= Baltimore Bays (1993–1998) =

Soccer team in the United States, 1993–98

The third Baltimore Bays were a soccer team based in Baltimore, Maryland, that played in the USISL. They became the Eastern Shore Sharks in 1998 when they moved to Salisbury, Maryland. Many of the 97-98 players from the indoor version of the Bays went on to play for the Baltimore Blast of the NPSL for the 1998-99 indoor season.

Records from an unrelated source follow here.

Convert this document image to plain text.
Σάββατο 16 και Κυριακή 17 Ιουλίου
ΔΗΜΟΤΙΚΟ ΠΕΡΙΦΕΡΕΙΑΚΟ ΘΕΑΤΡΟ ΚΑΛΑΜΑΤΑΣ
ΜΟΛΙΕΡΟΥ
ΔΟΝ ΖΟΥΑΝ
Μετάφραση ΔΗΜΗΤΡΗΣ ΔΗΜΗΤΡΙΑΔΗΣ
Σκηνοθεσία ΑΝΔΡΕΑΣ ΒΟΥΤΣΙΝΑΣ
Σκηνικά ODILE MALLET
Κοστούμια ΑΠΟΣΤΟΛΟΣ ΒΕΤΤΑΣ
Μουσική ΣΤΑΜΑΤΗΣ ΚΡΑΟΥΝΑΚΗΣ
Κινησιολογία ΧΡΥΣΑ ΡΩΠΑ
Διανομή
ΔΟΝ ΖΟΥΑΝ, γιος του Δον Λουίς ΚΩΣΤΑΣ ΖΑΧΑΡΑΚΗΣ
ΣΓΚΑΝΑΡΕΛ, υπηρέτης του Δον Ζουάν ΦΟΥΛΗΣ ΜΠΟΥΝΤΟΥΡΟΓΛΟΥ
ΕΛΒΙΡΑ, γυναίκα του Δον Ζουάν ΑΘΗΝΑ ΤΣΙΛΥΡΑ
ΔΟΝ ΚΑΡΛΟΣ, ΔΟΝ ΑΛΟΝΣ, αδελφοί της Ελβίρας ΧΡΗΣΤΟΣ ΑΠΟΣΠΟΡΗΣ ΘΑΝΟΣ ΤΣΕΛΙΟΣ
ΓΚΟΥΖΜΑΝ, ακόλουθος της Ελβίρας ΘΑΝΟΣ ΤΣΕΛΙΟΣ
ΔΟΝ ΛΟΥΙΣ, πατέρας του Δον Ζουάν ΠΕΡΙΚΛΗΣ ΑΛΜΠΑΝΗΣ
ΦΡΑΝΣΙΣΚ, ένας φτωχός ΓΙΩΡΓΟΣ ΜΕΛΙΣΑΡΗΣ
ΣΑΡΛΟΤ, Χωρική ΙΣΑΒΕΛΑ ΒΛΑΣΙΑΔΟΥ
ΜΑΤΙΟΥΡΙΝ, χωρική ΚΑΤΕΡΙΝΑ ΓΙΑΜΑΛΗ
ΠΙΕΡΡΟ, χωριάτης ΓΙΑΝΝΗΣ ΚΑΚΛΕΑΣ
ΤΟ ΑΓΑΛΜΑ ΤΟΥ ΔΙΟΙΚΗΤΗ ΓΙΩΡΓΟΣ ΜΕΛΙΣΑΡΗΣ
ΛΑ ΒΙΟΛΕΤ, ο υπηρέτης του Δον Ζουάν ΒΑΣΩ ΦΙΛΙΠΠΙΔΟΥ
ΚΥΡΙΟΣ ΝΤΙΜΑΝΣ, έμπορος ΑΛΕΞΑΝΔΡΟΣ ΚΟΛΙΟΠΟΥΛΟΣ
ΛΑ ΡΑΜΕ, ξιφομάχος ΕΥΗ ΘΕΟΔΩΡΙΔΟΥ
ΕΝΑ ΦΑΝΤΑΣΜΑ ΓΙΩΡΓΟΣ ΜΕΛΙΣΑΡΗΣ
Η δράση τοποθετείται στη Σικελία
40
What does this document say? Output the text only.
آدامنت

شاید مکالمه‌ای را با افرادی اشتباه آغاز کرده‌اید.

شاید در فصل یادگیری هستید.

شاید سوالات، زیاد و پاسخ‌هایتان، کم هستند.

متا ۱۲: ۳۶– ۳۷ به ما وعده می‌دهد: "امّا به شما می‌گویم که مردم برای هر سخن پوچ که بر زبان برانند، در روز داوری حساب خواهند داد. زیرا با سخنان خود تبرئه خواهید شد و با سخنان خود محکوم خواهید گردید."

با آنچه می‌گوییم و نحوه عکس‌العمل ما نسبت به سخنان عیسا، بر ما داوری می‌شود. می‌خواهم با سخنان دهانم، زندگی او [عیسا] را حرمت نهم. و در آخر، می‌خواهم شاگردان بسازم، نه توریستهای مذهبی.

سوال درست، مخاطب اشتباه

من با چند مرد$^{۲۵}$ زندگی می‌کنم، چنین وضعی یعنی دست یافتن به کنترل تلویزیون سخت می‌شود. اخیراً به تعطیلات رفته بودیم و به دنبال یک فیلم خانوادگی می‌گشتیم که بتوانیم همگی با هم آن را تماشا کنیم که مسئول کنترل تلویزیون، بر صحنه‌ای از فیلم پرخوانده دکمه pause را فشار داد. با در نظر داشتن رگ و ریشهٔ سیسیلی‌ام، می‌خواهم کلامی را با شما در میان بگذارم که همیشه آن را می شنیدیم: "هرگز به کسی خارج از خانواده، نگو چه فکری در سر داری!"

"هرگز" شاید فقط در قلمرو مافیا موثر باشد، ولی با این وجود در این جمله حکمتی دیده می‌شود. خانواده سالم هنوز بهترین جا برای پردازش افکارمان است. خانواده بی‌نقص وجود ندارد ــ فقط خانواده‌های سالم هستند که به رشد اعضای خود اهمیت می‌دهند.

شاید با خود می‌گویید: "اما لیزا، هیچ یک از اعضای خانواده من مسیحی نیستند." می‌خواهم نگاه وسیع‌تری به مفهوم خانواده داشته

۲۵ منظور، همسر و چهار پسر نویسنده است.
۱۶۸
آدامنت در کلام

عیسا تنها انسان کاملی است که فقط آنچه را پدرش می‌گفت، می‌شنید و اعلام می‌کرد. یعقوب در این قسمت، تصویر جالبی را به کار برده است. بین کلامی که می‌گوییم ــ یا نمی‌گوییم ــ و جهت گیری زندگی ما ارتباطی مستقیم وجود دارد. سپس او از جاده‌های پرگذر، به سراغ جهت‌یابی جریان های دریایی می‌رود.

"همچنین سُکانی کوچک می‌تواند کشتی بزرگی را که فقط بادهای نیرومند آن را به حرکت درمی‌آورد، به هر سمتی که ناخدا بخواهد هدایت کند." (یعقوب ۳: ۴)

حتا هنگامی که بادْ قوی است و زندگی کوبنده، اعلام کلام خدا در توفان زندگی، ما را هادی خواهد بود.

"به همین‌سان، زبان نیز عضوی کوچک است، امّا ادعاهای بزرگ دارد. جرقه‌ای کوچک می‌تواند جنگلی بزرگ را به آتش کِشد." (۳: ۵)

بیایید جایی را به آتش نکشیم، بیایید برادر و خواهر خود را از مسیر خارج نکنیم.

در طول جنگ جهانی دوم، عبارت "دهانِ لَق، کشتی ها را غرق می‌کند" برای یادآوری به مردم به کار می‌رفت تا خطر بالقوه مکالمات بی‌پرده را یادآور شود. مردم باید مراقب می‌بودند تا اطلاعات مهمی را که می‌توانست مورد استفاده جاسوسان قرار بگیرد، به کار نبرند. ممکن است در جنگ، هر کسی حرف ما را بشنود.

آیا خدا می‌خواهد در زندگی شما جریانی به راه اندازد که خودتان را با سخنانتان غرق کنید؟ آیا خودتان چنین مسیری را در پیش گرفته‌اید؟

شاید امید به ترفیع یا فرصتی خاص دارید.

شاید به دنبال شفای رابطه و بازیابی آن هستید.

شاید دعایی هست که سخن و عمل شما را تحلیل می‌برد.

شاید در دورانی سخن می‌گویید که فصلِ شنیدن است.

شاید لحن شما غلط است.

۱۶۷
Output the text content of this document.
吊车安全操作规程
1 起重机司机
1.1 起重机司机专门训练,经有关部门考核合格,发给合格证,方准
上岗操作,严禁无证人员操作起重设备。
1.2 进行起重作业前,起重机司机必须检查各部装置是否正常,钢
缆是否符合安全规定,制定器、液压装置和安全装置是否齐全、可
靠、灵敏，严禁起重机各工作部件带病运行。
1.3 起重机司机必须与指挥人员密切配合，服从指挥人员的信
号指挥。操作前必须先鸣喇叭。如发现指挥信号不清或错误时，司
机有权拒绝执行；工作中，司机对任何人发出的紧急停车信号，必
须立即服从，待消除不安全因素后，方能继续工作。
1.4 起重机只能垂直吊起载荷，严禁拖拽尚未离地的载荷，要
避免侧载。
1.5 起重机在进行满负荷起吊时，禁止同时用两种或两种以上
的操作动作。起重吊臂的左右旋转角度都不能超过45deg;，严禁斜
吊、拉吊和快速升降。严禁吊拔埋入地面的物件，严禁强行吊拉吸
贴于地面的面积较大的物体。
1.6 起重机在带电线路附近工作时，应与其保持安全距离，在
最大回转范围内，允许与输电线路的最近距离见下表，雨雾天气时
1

Additionally the long time coach of the Bays, Kevin Healey went on to a long career as a coach and later General Manager of the Blast.

== Year-by-year ==

| Year | Division | League | Reg. season | W - L | Playoffs | W - L | Open Cup |
|---|---|---|---|---|---|---|---|
| 1993 | N/A | USISL | 7th, Atlantic | 5-11 | Did not qualify | N/A | Did not enter |
| 1993/94 | N/A | USISL Indoor | 1st, Northern | 12-0 | 3rd Place | 2-1^{1} | N/A |
| 1994 | 3 | USISL | 8th, Atlantic | 6-12 | Did not qualify | N/A | Did not enter |
| 1994/95 | N/A | USISL Indoor | 1st, north–south | 10-2 | Semifinals | 1-1 | N/A |
| 1995 | 3 | USISL Pro League | 6th, Coastal | 4-16 | Did not qualify | N/A | Did not qualify |
| 1995/96 | N/A | USISL Indoor | 1st, Northeast | 7-0 | Champion | 3-0 | N/A |
| 1996 | 3 | USISL Pro League | 7th, Northeast | 5-11 | Did not qualify | N/A | Did not qualify |
| 1996/97 | N/A | USISL I-League | 1st, East | 11-0 | Champion | 2-0 | N/A |
| 1997 | 3 | USISL D-3 Pro League | 3rd, Mid-Atlantic | 8-10 | Quarterfinals | 2-1 | Did not qualify |
| 1997/98 | N/A | USISL I-League | 1st | 10-0 | Champion | 1-0 | N/A |

^{1} includes 3rd Place mini game results

All time regular season outdoor record 28-60, playoff record 2-1. The USISL used shootouts to resolve tie games during these seasons.

All time regular season indoor record 50-2, Playoff record 9-2.